This myth meets the specifications of the archetypal "quest story", as described by the Russian anthropologist Vladimir Propp.1 The basic quest story seems to be a template in every human culture. It involves heroes who undergo trials or answer riddles, usually with the help of magical or divine intervention (in this case, mould spores drifting through windows). It has been argued2 that the quest story's structure (along with other story structures) is "hardwired" into the human brain, and that such structures evolved, like poetry and music, in human brains as mnemonic aids to help preliterate people store and remember vast quantities of words.
Of course, we also have a tendency to rewrite history in a manner that renders it more momentous or more pleasing to the reader or listener. For example, Captain Robert Lewis, copilot of the plane that carried the first atomic bomb, records in his published account of the flight that his words immediately following the explosion were "My God, what have we done?". His exact words, as recalled by the rest of the crew, were "My God, look at that son-of-a-bitch go!".3
Among numerous inconvenient details missing from the penicillin myth is exactly how long the son-of-a-bitch took to get going, who was responsible, and why.4,5 The fact that Florey eschewed publicity while Fleming actively sought it did not help reveal the true story. A BBC film about Fleming, made as late as 1970, still perpetuated the myth, at least in popular culture.

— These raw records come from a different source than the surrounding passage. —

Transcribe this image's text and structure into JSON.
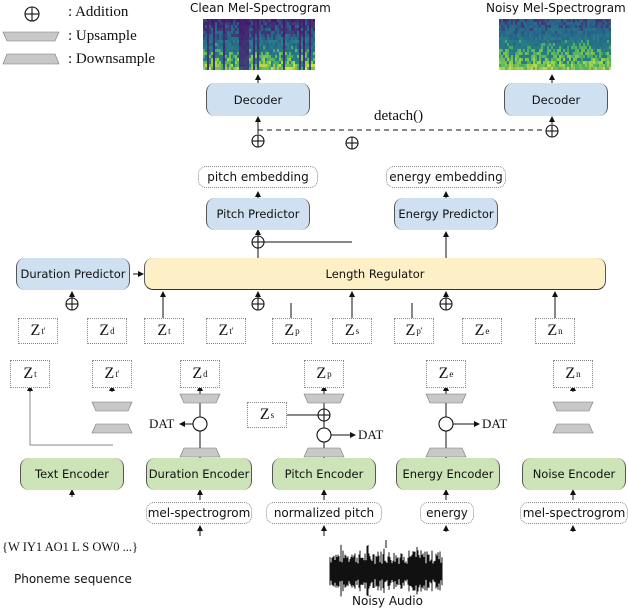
{
  "legend": {
    "addition": ": Addition",
    "upsample": ": Upsample",
    "downsample": ": Downsample"
  },
  "outputs": {
    "clean_title": "Clean Mel-Spectrogram",
    "noisy_title": "Noisy Mel-Spectrogram"
  },
  "decoders": {
    "clean": "Decoder",
    "noisy": "Decoder"
  },
  "detach_label": "detach()",
  "embeddings": {
    "pitch": "pitch embedding",
    "energy": "energy embedding"
  },
  "predictors": {
    "pitch": "Pitch Predictor",
    "energy": "Energy Predictor",
    "duration": "Duration Predictor"
  },
  "length_regulator": "Length Regulator",
  "z_row": [
    {
      "base": "Z",
      "sub": "t'"
    },
    {
      "base": "Z",
      "sub": "d"
    },
    {
      "base": "Z",
      "sub": "t"
    },
    {
      "base": "Z",
      "sub": "t'"
    },
    {
      "base": "Z",
      "sub": "p"
    },
    {
      "base": "Z",
      "sub": "s"
    },
    {
      "base": "Z",
      "sub": "p'"
    },
    {
      "base": "Z",
      "sub": "e"
    },
    {
      "base": "Z",
      "sub": "n"
    }
  ],
  "encoder_outputs": [
    {
      "base": "Z",
      "sub": "t"
    },
    {
      "base": "Z",
      "sub": "t'"
    },
    {
      "base": "Z",
      "sub": "d"
    },
    {
      "base": "Z",
      "sub": "p"
    },
    {
      "base": "Z",
      "sub": "e"
    },
    {
      "base": "Z",
      "sub": "n"
    }
  ],
  "speaker_input": {
    "base": "Z",
    "sub": "s"
  },
  "dat_label": "DAT",
  "encoders": {
    "text": "Text Encoder",
    "duration": "Duration Encoder",
    "pitch": "Pitch Encoder",
    "energy": "Energy Encoder",
    "noise": "Noise Encoder"
  },
  "inputs": {
    "duration": "mel-spectrogrom",
    "pitch": "normalized pitch",
    "energy": "energy",
    "noise": "mel-spectrogrom"
  },
  "phoneme": {
    "sequence": "{W IY1 AO1 L S OW0 ...}",
    "label": "Phoneme sequence"
  },
  "audio_label": "Noisy Audio",
  "colors": {
    "decoder_predictor_fill": "#cfe0f1",
    "encoder_fill": "#cde3b8",
    "length_regulator_fill": "#fdefc6",
    "sampler_fill": "#c8c8c8"
  }
}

"We can see further because we stand on the shoulders of giants", Albert Einstein said of Isaac Newton. The "giant" Louis Pasteur allowed the world to see the power of microbes in disease and the ability of the body's antibodies to combat these microbes. The search was then on for antimicrobial chemical agents — but antiseptics were too toxic for anything but surface use on wounds. In Frankfurt, Paul Ehrlich6 (who later won a Nobel Prize for his work on the theory of immunity) began to systematically test substances, searching for the "magic bullet" that could be taken internally, but ended up with little more than a high-risk arsenic-based treatment for syphilis. The resulting mindset was fixed — chemical agents were too toxic for internal use in the human body.
Fleming, working in London, had been looking for antibacterial agents in human secretions. His discovery of the enzyme lysozyme (which he regarded as much more important than penicillin) came from an accidental sneeze onto a Petri dish (another divine intervention). He noticed that the area on which he had sneezed subsequently did not grow bacteria. "Noticed" is a key word — Fleming had a genius for taking notice of small, superficially inconsequential effects.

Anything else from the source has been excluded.